Bilan

Les Etats refusent l'abolition des forfaits fiscaux

Au dam de la gauche, il a rejeté jeudi par 30 voix contre 9 et 3 abstentions l'initiative populaire pour l'abolition des forfaits fiscaux.
Le Conseil des Etats ne veut pas faire fuir les riches étrangers de Suisse. Au dam de la gauche, il a rejeté jeudi par 30 voix contre 9 et 3 abstentions l'initiative populaire pour l'abolition des forfaits fiscaux. Le Conseil national doit encore se prononcer.

Intitulé «Halte aux privilèges fiscaux des millionnaires», le texte du parti «La Gauche» est soutenu par le camp rose-vert et les syndicats. Pour les initiants, les forfaits fiscaux offerts aux riches étrangers établis en Suisse sans exercer d'activité lucrative constituent un privilège fiscal indu qui doit être supprimé.
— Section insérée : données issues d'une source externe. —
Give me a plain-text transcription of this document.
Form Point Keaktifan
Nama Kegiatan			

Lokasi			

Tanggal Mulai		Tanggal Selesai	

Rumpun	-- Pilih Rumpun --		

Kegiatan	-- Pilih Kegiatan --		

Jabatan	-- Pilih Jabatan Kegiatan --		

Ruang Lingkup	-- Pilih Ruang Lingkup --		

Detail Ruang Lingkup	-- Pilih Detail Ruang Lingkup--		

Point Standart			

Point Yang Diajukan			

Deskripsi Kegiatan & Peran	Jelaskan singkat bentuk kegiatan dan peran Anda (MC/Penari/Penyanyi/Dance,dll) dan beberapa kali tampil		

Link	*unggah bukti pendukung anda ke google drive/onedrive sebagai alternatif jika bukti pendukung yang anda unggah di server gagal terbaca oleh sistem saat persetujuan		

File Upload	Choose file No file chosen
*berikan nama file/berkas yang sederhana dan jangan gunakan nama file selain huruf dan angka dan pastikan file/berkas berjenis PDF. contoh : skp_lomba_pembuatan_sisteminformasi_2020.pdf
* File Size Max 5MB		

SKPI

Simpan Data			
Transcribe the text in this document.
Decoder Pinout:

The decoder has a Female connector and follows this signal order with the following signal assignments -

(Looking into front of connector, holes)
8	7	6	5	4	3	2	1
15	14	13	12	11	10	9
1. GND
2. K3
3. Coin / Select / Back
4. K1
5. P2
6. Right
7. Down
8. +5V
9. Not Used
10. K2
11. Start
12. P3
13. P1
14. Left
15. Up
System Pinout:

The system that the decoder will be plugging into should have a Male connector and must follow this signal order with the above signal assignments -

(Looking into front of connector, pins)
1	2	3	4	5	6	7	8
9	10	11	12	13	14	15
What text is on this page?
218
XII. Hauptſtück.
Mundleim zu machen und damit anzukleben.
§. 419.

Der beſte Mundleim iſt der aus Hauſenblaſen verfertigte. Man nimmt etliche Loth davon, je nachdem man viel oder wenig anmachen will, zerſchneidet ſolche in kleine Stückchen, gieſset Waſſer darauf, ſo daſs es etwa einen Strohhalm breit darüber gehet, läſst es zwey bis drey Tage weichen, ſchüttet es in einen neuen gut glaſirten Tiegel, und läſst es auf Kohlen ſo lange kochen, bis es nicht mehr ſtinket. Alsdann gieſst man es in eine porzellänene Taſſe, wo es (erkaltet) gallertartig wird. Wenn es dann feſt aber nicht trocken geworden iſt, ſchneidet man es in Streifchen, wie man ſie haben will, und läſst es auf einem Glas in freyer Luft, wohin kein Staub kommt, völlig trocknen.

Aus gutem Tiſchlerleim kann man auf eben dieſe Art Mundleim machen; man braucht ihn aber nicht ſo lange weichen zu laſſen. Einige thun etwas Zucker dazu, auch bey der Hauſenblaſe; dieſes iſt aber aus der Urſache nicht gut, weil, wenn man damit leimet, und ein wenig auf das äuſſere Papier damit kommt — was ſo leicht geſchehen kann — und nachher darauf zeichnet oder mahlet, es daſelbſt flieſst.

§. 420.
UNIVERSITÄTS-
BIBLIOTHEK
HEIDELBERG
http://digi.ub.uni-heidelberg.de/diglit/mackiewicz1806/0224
L'imposition selon la dépense concerne moins d'un millième des contribuables, mais elle a rapporté 668 millions de recettes fiscales en 2010, a relevé Konrad Graber (PDC/LU). L'initiative diminuerait les recettes fiscales et ferait fuir les contribuables concernés. Quelque 48% des étrangers imposés au forfait ont quitté Zurich lorsque le canton a aboli ce système.

Durcissement déjà fait

Des mesures ont déjà été prises. Sur proposition conjointe du Conseil fédéral et des cantons, le Parlement a décidé de durcir les conditions d'octroi des forfaits à compter de 2016.

A l'avenir, la dépense minimale prise en compte dans le cadre des impôts cantonal et fédéral s'élèvera à sept fois le loyer ou la valeur locative du logement, au lieu de cinq. Pour les étrangers qui séjournent à l'hôtel, la barre correspondra à trois fois au lieu de deux le prix de la pension pour l'hébergement et la nourriture.

Pour l'impôt fédéral direct, le seuil du revenu imposable sera fixé à 400'000 francs. Les cantons pourront définir un montant minimal de leur choix.

La révolte populaire gronde

Ce durcissement ne répond pas aux exigences d'équité devant l'impôt sur lequel repose le système fiscal, a critiqué Christian Levrat (PS/FR). Il n'y a pas de raison d'imposer un riche étranger établi en Suisse différemment de son riche voisin suisse et le système n'est pas transparent.

Il a été aboli dans cinq cantons (ZH, SH, AR, BS, BL) et durci dans cinq autres (SG, TG, LU, NW, BE). «La révolte gronde dans le peuple» et il faut répondre à l'appel populaire. D'autant que les recettes fiscales du canton de Zurich semblent être restées stables depuis l'abolition des forfaits. Il y a en outre de gros risques d'abus.

Masochisme fiscal

Le camp bourgeois l'a dénié et invoqué le fédéralisme. Selon Raphaël Comte (PLR/NE), il n'y a de toute façon pas d'inégalité fiscale à corriger, au contraire. Les étrangers domiciliés en Suisse réalisent leurs revenus à l'étranger et sont imposés à la source.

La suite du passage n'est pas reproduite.